De
tanto estirar el hilo por uno y otro lado, y de cortar aquí para enhebrar allá,
llega un momento en que la tela entera se vuelve tan fina que amenaza con
deshilacharse.
Es
lo que pasa también a veces con la vida, que corre el peligro de descoserse por
uno de esos sietes que luego ya no tienen compostura. Las puntadas que damos
por la mañana antes de salir de casa se deshacen en cuanto tropezamos con la
calle, y vamos pasando los días dándole vueltas a la costura sin recomponer el
descosido.
Así
hasta que tomamos la firme decisión de cambiar, de no correr más el riesgo de
despeñarnos en un descuido por ahí abajo, de dar un volantazo y volver por
donde solíamos, de buscar otro camino, abrir otra ventana, intentarlo por otro
mapa.
Nos
reconciliamos de nuevo con nosotros mismos por haber sido capaces de tomar tan
apremiante y provechosa decisión. Pero qué pereza da ponerse manos a la obra,
al fin y al cabo todo es cuestión de acostumbrarse y de ir aguantando, las
cosas son como son y yo soy yo y mis circunstancias.

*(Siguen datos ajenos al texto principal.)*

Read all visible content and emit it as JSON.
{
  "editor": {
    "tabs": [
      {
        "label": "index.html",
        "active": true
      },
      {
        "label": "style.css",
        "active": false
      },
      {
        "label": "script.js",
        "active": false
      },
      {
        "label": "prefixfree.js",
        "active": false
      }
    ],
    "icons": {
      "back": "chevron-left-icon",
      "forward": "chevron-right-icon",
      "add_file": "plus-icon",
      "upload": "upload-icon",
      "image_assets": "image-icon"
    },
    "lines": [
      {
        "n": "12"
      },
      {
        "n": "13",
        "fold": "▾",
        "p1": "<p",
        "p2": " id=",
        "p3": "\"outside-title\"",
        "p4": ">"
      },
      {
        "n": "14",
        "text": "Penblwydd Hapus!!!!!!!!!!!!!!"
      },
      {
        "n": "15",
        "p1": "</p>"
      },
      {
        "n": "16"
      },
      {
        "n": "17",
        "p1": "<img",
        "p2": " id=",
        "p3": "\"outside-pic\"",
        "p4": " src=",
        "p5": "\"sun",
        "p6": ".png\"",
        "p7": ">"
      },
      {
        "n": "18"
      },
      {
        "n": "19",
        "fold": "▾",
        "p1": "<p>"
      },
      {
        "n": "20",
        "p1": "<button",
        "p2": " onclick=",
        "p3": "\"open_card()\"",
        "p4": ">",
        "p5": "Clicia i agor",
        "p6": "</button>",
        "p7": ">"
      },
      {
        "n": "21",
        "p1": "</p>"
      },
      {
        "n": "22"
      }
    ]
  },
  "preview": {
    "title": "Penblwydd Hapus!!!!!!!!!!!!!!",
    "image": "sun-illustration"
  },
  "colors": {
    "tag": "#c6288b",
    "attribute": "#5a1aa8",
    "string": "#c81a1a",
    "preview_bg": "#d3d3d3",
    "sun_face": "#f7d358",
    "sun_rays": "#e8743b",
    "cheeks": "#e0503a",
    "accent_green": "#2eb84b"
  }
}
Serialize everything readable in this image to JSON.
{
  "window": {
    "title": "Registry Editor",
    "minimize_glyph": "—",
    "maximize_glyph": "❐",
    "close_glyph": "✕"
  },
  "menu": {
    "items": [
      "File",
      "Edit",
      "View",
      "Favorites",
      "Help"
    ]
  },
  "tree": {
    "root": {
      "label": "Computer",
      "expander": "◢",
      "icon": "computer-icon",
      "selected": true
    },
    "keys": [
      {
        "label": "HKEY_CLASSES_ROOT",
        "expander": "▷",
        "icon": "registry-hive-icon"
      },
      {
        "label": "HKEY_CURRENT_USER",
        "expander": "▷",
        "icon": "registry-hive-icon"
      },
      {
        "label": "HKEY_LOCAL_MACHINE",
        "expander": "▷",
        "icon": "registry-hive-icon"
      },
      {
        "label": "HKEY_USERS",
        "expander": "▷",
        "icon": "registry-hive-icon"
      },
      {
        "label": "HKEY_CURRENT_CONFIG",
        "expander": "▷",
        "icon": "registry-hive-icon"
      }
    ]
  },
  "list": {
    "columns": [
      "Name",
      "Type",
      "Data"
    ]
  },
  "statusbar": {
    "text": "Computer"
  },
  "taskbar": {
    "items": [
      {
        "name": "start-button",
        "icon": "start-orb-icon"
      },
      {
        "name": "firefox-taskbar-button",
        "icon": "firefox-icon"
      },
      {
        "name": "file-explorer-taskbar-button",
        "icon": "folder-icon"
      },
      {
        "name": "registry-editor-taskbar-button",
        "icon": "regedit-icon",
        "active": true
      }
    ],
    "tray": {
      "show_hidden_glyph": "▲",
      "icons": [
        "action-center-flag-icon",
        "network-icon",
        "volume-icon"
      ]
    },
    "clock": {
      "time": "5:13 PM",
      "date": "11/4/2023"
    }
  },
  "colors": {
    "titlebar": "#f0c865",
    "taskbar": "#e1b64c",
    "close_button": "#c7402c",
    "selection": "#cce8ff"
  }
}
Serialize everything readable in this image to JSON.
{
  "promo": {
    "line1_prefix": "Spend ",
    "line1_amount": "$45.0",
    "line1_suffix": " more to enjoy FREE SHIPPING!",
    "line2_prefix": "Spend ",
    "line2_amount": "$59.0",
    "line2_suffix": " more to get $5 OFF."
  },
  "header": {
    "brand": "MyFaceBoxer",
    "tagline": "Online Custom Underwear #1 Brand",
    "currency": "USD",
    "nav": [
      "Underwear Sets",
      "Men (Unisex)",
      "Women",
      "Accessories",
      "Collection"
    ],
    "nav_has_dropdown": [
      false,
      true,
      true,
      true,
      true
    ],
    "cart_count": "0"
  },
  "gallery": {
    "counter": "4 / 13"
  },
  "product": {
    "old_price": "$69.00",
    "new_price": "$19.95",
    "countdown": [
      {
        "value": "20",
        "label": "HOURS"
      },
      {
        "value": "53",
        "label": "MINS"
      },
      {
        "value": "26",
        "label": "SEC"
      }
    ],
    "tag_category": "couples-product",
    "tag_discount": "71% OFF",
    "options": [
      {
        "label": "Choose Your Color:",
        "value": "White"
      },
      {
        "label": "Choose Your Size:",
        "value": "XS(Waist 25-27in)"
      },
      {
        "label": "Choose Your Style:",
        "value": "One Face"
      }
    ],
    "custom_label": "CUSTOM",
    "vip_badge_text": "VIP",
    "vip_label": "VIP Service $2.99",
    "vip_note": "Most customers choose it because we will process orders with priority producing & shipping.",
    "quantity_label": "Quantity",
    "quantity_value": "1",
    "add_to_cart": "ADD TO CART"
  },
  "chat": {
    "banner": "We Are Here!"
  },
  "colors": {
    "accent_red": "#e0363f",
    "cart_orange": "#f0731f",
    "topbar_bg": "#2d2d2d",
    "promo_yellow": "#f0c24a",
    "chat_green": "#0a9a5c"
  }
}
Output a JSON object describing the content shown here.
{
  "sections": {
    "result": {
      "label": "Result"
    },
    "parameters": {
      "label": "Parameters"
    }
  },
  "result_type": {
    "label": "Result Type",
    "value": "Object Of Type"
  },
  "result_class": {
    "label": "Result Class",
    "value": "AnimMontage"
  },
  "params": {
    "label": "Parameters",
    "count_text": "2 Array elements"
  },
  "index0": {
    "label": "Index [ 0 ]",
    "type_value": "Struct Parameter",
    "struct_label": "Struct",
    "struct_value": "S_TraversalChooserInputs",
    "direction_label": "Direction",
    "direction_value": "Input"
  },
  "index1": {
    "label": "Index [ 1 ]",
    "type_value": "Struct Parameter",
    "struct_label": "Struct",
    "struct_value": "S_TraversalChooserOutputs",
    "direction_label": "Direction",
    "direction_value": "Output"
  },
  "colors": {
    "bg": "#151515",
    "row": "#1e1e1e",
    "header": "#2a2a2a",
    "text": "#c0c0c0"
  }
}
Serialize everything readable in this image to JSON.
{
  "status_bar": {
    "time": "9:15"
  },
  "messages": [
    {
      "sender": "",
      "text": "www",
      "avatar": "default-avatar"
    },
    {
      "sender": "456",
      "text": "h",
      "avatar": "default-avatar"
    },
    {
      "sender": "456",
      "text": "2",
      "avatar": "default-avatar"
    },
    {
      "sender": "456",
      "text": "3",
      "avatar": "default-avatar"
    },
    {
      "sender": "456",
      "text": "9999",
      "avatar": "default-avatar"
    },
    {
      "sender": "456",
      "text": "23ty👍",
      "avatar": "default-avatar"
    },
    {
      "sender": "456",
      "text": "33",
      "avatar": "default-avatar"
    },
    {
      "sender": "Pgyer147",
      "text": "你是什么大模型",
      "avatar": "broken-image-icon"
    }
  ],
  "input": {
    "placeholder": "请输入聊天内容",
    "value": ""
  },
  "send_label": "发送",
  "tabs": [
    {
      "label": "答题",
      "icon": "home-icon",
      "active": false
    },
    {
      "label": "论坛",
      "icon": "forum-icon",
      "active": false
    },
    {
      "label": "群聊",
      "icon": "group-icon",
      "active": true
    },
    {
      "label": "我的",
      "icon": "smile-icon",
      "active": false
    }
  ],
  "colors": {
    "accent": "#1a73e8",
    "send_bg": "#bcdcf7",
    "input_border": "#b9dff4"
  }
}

Consultamos mentalmente el
calendario y, como está muy cerca el día en que se estrena el año, enseguida
concluimos con óptimo criterio que qué mejor manera de celebrarlo, y aplazamos
para esa fecha tan significativa la ejecución de nuestro irrevocable propósito.
Aguardamos
así a que lleguen las primeras horas de un año que se nombra con otro número
distinto al que se acaba para pensar que tenemos que pensar en serio el modo de
poner en práctica de una vez por todas esas medidas urgentes, inaplazables,
absolutamente necesarias si no queremos volver a enredarnos en la madeja de
esos hilos que, de tanto estirarlos por un lado y por otro, llegará un día en
que no se podrá dar con ellos ni una sola puntada.